Specialization leaves some people high and dry. If their specialty dries up, then what are they going to do? Tax laws change; litigation changes. They’ve gone now to a lot of mediation and arbitration, and there are not nearly as many trials in the courtroom as there were. Now, if a lawyer has one trial a year, he’s lucky.
~Ben L Kessinger, Jr.
Kentucky Lawyers Speak, page 224.
This warning is often taken for granted and ignored by attorneys at their own risk. In the business world, this is called creative destruction. Many of the companies in the Dow Jones industrials many years ago are not there anymore. One day Eastman Kodak owns a photography business, then along came Digital photography. One day railroads rule transportation, and Pullman sleeper cars were the only way to go for long distances.
In our own field, who remembers the king of typewriters, the IBM Selectric typewriter with a magical ball in the middle that you could change fonts and easily make carbon copies. Later replaced by the magic of a Wang computer typewriter. The net was gone. Typewriters gave way to television typewriters. Faxes are giving way to email. In court filings are done electronically from a distance. Right now, I am dictating this paragraph using Dragon 6 for my Mac. Not as good as the Dragon program for Windows, but it’s gotten pretty darn good.
Anyone remember when the best continuing legal education was to go to the courthouse and watch the Titans of trial lawyers battle it out? Or going to Frankfurt to watch Supreme Court arguments to learn the ropes for appellate practice? Well now, there are videos available online or on YouTube to serve as examples for various aspects of litigation. If you want to catch a Supreme Court argument, he can catch it live in the quiet of your own office.

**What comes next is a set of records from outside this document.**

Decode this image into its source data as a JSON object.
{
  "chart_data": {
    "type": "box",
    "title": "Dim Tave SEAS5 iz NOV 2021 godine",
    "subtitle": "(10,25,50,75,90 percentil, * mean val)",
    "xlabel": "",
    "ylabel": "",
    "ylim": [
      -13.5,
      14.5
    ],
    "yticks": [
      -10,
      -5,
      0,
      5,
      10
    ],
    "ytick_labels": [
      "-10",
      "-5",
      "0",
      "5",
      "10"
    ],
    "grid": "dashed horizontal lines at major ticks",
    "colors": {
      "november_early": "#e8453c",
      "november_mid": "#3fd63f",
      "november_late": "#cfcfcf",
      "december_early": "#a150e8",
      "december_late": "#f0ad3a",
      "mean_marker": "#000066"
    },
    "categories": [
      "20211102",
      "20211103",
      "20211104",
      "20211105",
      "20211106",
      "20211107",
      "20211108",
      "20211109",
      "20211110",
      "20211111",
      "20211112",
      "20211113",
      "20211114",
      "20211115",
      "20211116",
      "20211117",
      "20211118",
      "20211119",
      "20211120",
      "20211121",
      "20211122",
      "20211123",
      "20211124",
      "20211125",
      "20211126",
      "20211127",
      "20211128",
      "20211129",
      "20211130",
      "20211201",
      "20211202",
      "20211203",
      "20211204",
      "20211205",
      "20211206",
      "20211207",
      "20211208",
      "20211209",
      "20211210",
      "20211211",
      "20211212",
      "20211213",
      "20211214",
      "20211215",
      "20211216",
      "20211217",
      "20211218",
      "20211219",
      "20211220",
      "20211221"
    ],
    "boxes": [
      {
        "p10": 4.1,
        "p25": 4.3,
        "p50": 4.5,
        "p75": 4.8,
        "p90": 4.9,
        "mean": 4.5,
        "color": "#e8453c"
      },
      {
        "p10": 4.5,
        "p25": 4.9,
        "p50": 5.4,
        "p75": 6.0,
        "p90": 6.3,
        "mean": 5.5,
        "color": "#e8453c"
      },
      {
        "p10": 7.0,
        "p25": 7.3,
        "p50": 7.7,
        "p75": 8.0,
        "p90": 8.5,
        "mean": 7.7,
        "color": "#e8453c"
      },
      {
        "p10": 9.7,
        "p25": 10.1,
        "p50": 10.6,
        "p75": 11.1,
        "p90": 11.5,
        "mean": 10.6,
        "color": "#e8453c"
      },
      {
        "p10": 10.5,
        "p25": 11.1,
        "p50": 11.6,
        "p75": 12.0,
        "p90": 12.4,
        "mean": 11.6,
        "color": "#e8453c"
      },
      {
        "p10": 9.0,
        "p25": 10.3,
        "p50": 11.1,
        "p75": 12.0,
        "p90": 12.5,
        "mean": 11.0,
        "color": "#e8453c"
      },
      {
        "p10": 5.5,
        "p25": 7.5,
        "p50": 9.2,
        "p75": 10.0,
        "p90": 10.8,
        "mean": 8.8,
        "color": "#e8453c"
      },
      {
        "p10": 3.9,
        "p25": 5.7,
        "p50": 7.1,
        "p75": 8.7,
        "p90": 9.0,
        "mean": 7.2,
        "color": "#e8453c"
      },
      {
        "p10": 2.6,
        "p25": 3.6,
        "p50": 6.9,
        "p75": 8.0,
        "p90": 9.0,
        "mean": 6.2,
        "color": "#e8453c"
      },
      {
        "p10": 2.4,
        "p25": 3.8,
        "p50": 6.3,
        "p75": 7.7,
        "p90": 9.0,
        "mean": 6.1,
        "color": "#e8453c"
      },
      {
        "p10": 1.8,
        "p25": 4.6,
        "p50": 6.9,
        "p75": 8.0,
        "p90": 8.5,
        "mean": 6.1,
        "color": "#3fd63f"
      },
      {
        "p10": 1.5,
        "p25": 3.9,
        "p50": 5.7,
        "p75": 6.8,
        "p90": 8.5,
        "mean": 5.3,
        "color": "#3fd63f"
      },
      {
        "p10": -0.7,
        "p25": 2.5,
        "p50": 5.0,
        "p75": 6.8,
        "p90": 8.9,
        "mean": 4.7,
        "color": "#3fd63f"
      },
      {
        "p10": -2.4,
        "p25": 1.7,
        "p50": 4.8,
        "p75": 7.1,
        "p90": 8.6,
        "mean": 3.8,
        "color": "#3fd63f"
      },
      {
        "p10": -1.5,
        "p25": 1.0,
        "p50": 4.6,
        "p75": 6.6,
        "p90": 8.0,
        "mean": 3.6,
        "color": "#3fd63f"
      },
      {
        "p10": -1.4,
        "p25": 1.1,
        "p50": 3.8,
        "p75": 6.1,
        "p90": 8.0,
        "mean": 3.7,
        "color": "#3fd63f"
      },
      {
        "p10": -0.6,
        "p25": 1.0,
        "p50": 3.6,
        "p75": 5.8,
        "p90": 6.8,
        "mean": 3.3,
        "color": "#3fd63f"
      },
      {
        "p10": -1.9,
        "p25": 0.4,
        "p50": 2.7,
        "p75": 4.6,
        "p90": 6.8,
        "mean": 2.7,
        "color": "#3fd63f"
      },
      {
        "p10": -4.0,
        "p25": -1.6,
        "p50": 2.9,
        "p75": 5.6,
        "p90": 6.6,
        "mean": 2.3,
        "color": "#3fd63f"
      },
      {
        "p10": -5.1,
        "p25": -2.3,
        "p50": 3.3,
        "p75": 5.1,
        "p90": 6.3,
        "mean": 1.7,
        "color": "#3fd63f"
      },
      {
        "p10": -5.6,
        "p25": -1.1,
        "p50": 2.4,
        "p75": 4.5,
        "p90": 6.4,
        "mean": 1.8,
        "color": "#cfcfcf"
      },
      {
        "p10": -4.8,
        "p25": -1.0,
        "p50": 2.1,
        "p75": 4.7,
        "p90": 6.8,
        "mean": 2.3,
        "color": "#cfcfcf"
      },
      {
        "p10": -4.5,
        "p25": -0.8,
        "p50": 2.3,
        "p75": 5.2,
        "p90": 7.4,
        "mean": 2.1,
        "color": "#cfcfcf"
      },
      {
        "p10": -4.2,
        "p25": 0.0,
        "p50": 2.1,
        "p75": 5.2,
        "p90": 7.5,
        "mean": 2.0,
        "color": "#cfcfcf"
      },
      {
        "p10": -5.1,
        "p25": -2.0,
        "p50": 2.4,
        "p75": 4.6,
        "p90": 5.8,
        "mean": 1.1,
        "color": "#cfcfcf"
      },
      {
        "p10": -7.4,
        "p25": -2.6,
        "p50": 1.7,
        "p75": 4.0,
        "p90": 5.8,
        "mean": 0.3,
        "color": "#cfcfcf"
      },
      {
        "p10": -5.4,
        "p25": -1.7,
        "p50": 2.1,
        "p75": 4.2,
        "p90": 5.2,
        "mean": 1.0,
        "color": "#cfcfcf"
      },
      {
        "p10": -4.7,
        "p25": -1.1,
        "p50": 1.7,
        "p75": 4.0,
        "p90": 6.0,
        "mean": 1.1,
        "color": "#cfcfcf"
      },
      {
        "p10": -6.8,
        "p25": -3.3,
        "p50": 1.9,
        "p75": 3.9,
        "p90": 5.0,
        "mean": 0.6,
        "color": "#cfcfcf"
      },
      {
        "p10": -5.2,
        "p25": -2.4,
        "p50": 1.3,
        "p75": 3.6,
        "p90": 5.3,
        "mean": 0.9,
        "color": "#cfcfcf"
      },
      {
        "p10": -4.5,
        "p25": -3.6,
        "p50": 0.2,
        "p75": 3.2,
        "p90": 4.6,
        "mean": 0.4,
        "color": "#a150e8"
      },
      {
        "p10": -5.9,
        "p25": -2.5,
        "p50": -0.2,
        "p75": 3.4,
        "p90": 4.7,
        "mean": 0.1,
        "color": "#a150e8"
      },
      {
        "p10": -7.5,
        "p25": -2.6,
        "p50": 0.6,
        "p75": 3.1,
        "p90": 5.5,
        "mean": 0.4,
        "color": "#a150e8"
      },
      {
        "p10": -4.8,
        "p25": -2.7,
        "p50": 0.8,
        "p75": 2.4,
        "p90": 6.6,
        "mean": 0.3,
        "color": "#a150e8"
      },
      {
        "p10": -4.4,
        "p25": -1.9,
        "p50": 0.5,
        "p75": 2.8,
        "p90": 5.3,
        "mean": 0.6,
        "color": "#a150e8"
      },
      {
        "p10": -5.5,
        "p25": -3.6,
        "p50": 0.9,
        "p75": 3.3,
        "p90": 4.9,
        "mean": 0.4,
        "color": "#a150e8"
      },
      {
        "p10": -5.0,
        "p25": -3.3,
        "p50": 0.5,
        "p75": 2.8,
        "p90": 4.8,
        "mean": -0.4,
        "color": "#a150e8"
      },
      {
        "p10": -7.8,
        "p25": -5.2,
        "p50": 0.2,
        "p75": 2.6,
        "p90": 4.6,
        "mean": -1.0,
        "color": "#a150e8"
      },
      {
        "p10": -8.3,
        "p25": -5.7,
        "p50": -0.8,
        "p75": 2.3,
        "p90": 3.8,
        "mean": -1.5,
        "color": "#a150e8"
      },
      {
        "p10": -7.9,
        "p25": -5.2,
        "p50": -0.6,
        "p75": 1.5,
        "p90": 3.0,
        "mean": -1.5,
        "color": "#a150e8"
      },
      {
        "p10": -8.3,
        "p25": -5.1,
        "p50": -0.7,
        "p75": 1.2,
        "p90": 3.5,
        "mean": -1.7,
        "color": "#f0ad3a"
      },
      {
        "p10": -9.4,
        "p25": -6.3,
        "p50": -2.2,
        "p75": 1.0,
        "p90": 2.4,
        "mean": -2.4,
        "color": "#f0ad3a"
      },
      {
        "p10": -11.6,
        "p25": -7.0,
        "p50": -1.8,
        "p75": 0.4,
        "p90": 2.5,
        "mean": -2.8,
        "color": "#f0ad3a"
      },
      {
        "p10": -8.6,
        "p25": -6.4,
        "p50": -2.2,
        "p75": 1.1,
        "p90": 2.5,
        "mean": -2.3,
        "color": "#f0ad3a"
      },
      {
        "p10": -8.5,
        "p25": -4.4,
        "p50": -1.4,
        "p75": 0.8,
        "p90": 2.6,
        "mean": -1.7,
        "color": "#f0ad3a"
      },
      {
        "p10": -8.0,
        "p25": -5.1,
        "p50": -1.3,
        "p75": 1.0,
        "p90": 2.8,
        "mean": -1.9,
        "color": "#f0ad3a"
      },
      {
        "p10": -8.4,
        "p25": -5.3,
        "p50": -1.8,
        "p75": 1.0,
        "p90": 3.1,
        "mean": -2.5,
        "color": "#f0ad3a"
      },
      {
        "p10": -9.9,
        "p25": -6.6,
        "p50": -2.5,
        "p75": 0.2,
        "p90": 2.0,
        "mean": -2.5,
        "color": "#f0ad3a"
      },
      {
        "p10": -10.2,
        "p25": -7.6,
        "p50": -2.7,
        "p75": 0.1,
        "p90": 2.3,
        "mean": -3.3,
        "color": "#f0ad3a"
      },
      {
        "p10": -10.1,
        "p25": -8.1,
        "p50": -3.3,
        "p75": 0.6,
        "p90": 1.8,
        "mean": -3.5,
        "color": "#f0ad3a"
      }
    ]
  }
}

How about when workers compensation laws changed in Kentucky which made it harder and harder to make money as a plaintiff lawyer, and nearly closed down that portion of the defense bar. Specialties came and specialties went. Subrogation has evolved into an entirely different, complicated, and critical element in injury law. IPads have become trial tools working together with projectors, televisions, audio, and more. The video deposition was once VHS, then a compact disc, then a DVD, and now thumb drive. Contrary to the popular saying that the more things change the more they stay the same. Not hardly the more things change, the more they change and change some more.